Demokrat Parti’den yapılan yazılı açıklamada hükümetin derhal olağanüstü hal ilan etmesi gerektiği savunuldu.

Zor bir süreçten geçildiğinin bilincinde olduklarını ve hükümetin önlemlerinin azımsanmadığı belirtilen açıklamada, aynı zamanda ‘oy kaygısı’ da yaşandığının gözlerden kaçmadığı ifade edildi.

Açıklamada, ülke genelinde olağanüstü hal ilan edilmediği sürece sürecin tamamen kontrol edilemeyeceği savunularak yaşanacak olumsuzlukların da üstesinden ‘hükümetin değil devletin’ geleceği belirtildi.

Yapılan açıklama şu şekilde:

“Ülkemizde OYVİRÜS'ün, CORONAVİRÜS ve etkilerini önemsizleştirdiği bir süreç yaşıyoruz.
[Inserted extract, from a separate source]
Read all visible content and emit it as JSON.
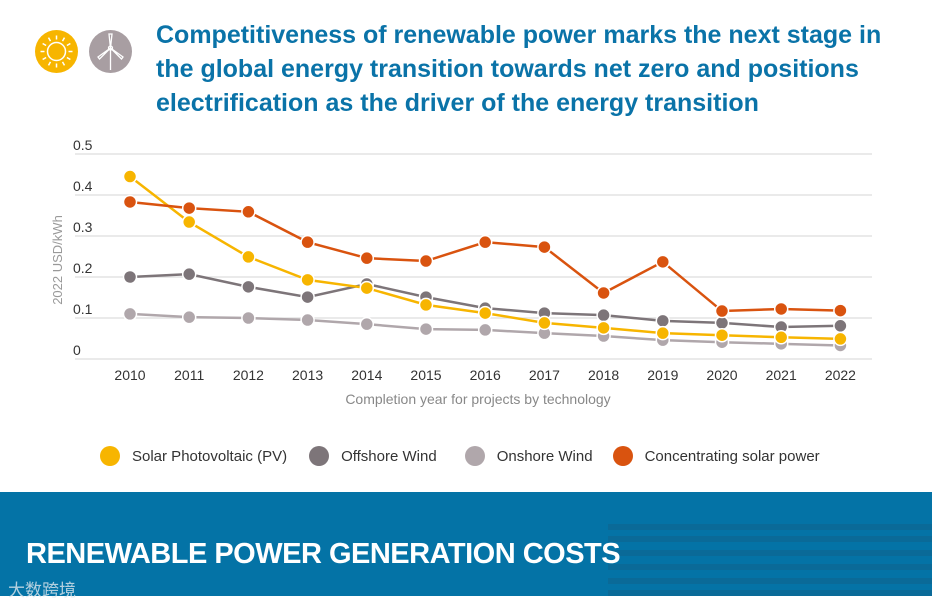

Hükümetin aldığı önlemleri azımsadığım yok.Zor bir süreçten geçiyoruz ve bu yüzden Cumhurbaşkanlığında gerçekleşen toplantıda Başbakana açık çek vererek her türlü desteğe hazır olduğumuzu beyan ettik.

Hükümetin aldığı tedbirler OHAL ilan etmeksizin virüsün yayılmasını önlemeye odaklı. Halkımızın bu kararlara yaşamakta oldukları panik psikolojisi içinde uyma gayreti göstermesi ve hatta bireysel OHAL ilanı ile bu kararlara katkı koyması son derece dikkat çekici..

Ne var ki;

Yaşanmakta olan panik dönemi şimdilik bu sürecin ekonomik sonuçlarını düşünmemizi engelliyor. Virüsün çaresi bir şekilde bulunacak ancak şimdiden tedbir alınmazsa kendimizi felaket bir ekonomik kriz içerisinde bulmamız kaçınılmazdır.

Gördüğüm kadarı ile hükümet OHAL ilanının kamu maliyesinde yaratacağı olumsuzluğu görerek ve elbette bunun maaşlarla ilgili olumsuzluklarının ortaya çıkaracağı oy kaybını da hesaplayarak bu kararı almaktan kaçınmaktadır.

Oysa mesele sadece kamu maliyesi gelirleri değil. Gündelikçi çalışanın ekmek parasından tutun kredi kartı taksitleri, elektrik su paraları, günlük kullanım hesaplanarak alınan erzakın bozulması ile ortaya çıkacak sermaye kaybı ve daha saymakla bitmeyecek bir sürü sorunla yüz yüze gelinecektir.

Hepimizi virüs salgını sonrası kaotik bir ortam beklemektedir ve bu kaçınılmazdır.

Sadece kamu alacaklarının ertelenmesi asla yeterli olmayacaktır. Özel sektörün her kesimine yönelik karaların çok hızlı bir şekilde üretilmesi gerekmektedir ve bu nedenle mutlaka OLAĞANÜSTÜ DURUM ilan ederek sağlıkla ilgili kararlar kadar ve hatta daha da önemli olan ekonomik ve sosyal kararlar süratle hayata geçirilmelidir. 

Ne acıdır ki kısa süre sonra seçim var diye şu an yaşanmakta olan " kriz döneminde oy devşirme" kaygısı ve ayni zamanda halkımızın büyük bir çoğunluğunu etki altına almış olan virüs paniği olaya bir bütün olarak bakmamızı engellemektedir.

Virüsün yayılmasını önlemek için SOKAĞA ÇIKMA YASAĞI en etkili önlem olarak görülüyor..Yaratacağı olumsuzluklar olacaktır. 

Hükümet değil DEVLET, tüm ihtiyaçları gidermek ve ortaya çıkacak sektörel ve bireysel olumsuzlukları çözmek için seferber olmalıdır.

Ortaya çıkacak sorunların altından kendi başımıza kalkabilmemiz mümkün değildir. Bu nedenle dış finansal desteğe koşulsuz ihtiyacımız olduğu bilinen bir gerçektir. 

Bir başka gerçek daha var. Oy devşirme kaygısı devam ederken bu sorunların altından kalkacak zaman ayırmak ve açık fikirle olaylara yukarıdan bakabilmek mümkün değildir. 

Hepimizin şimdi tüm önerilere açık ve oy kaygısı gütmeyecek bir ortamda önümüzdeki son derece zor dönemin en az zararla atlatılabilmesi için gönül birliği içinde çalışması gerekmektedir.

Seçim ne zaman istersek o zaman yapılır. Geçimimiz sıkıntıya girmişse seçime gerek kalmaz.

Başta Amerika olmak üzere dünyanın almakta olduğu sosyo-ekonomik tedbirlere göz atmakta fayda var.

Gelin her iki virüsü birlikte yenelim.”